Témoin privilégié du dialogue entre la philosophie grecque et le christianisme, Justin est certainement le plus important des apologistes du IIe siècle.
Force est de reconnaître la sincérité, la générosité de la démarche intellectuelle et spirituelle de Justin, qui fut le premier philosophe à professer publiquement la foi chrétienne dans un contexte où s’affrontait les intelligentsias païenne et chrétienne de l’Empire romain. Justin nous a laissé un témoignage unique sur les conditions dans lesquelles s’effectuait le dialogue entre la pensée chrétienne, entée sur la tradition juive, et la philosophie gréco-romaine, héritière de Platon, d’Aristote et du Portique.
Une conversion radicale
Issu d’une famille païenne, vraisemblablement des colons d’origine grecque et latine, Justin choisit de se consacrer tout entier à la philosophie car, pour lui, « la philosophie est le plus grand des biens et le plus précieux devant Dieu, [qu’] elle seule nous conduit à lui et nous unit à lui ». Epris de sagesse et de vérité, il ne réussit pourtant pas à trouver auprès des maîtres philosophes la réponse satisfaisante à ses aspirations profondes.
Dans son célèbre Dialogue avec Tryphon, Justin évoque sa conversion au christianisme et les limites de toutes les philosophies humaines ainsi que les déficiences de certaines thèses platoniciennes, et met en lumière la vérité annoncée par les prophètes.
Ainsi, le christianisme lui apparut non seulement comme la révélation suprême de Dieu, faite aux hommes en Jésus-Christ, mais comme l’école par excellence de la moralité. Il ne cache pas que l’exemple d’une vie vraiment digne de Dieu donné par les chrétiens et celui de leur courage devant les épreuves, les persécutions et la mort, fut déterminant dans la maturation de sa conversion.
Le terme logos désigne pour lui un idéal de raison fait de justice, de vérité, de sagesse et de vertu, qui constitue le but suprême de la philosophie.
Ainsi, pour Justin, la raison humaine s’épanouit véritablement lorsqu’elle est illuminée par le logos divin.

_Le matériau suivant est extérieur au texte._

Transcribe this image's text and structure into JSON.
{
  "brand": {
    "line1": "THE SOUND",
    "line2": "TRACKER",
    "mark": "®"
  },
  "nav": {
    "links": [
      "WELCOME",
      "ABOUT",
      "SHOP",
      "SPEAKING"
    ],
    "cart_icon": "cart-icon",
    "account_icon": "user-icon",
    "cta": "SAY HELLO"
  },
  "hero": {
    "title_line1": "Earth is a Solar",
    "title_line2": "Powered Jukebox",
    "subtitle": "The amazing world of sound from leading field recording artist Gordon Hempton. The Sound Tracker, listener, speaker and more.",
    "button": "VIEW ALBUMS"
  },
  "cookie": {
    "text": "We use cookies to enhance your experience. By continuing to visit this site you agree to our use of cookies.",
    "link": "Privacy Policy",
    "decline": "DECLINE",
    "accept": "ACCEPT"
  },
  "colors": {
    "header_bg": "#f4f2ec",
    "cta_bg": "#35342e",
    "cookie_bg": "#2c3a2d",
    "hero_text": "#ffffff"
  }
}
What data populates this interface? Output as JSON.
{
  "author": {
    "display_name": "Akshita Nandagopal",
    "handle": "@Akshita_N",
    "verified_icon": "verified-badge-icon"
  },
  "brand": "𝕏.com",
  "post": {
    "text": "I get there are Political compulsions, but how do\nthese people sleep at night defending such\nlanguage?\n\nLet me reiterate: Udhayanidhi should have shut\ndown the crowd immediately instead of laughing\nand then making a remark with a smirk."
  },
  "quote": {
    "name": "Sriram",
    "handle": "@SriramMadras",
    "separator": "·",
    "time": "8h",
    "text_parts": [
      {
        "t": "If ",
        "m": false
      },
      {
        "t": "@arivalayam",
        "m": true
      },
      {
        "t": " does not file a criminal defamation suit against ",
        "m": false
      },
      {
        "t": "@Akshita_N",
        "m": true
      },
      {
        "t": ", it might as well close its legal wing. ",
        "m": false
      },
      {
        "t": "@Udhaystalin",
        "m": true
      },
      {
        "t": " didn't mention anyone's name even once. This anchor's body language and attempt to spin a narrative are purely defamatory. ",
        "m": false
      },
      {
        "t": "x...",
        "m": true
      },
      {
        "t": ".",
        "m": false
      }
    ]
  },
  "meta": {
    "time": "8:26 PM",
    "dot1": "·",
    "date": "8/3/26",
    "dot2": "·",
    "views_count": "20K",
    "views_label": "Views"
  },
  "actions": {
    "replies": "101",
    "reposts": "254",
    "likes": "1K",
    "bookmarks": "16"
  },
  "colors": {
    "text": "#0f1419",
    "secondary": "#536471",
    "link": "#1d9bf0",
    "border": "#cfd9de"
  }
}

Sa doctrine révélée dans l’Apologie
Plus que tout autre apologiste de son temps, Justin professe que le Christ nous sauve par sa mort en croix et sa résurrection. C’est par son sang qu’il purifie les croyants. A cause de nos péchés, il a accepté le mépris et la souffrance. Il a voulu prendre part à nos misères afin de nous en guérir. Il a été offert en sacrifice et a obtenu pour tous les hommes le pardon de leurs péchés : ils sont sauvés, lavés, régénérés, rachetés et guéris par le sang du Sauveur.
Victorieux des forces du mal, de la mort et des démons, le Christ règne désormais sur le monde « et, à cause de ce qui a été proclamé en son nom par les apôtres parmi toutes les nations, se réjouissent ceux qui attendent la vie incorruptible qu’il a annoncée ».
Un témoin droit et enthousiaste jusqu’au martyre
Dans son Apologie, Justin s’adresse directement à l’empereur pour lui donner les raisons probantes de la supériorité de la doctrine chrétienne sur tous les autres cultes. A la suite de Socrate, il dénonce sévèrement le polythéisme, les cultes idolâtriques, les rites sacrificiels, et la mythologie qui sert de support culturel au paganisme gréco-romain. Il conclut : « Pour nous, nous avons appris que seuls parviennent à l’immortalité bienheureuse ceux qui vivent auprès de Dieu d’une vie sainte et vertueuse. »
Au regard de la loi et de la jurisprudence romaines de l’époque, les chrétiens, incontestablement, sont des « athées », considérés comme les ennemis de la religion des Romains et des peuples rattachés à l’Empire. Justin tentera d’être persuasif en invoquant la raison car, dans la philosophie antique, la coutume doit se soumettre à la raison (logos). Mais à cette époque, la philosophie est devenue une puissance politique ; rhéteurs et philosophes se partagent les faveurs du prince Marc-Aurèle et dénient toute valeur à la doctrine chrétienne.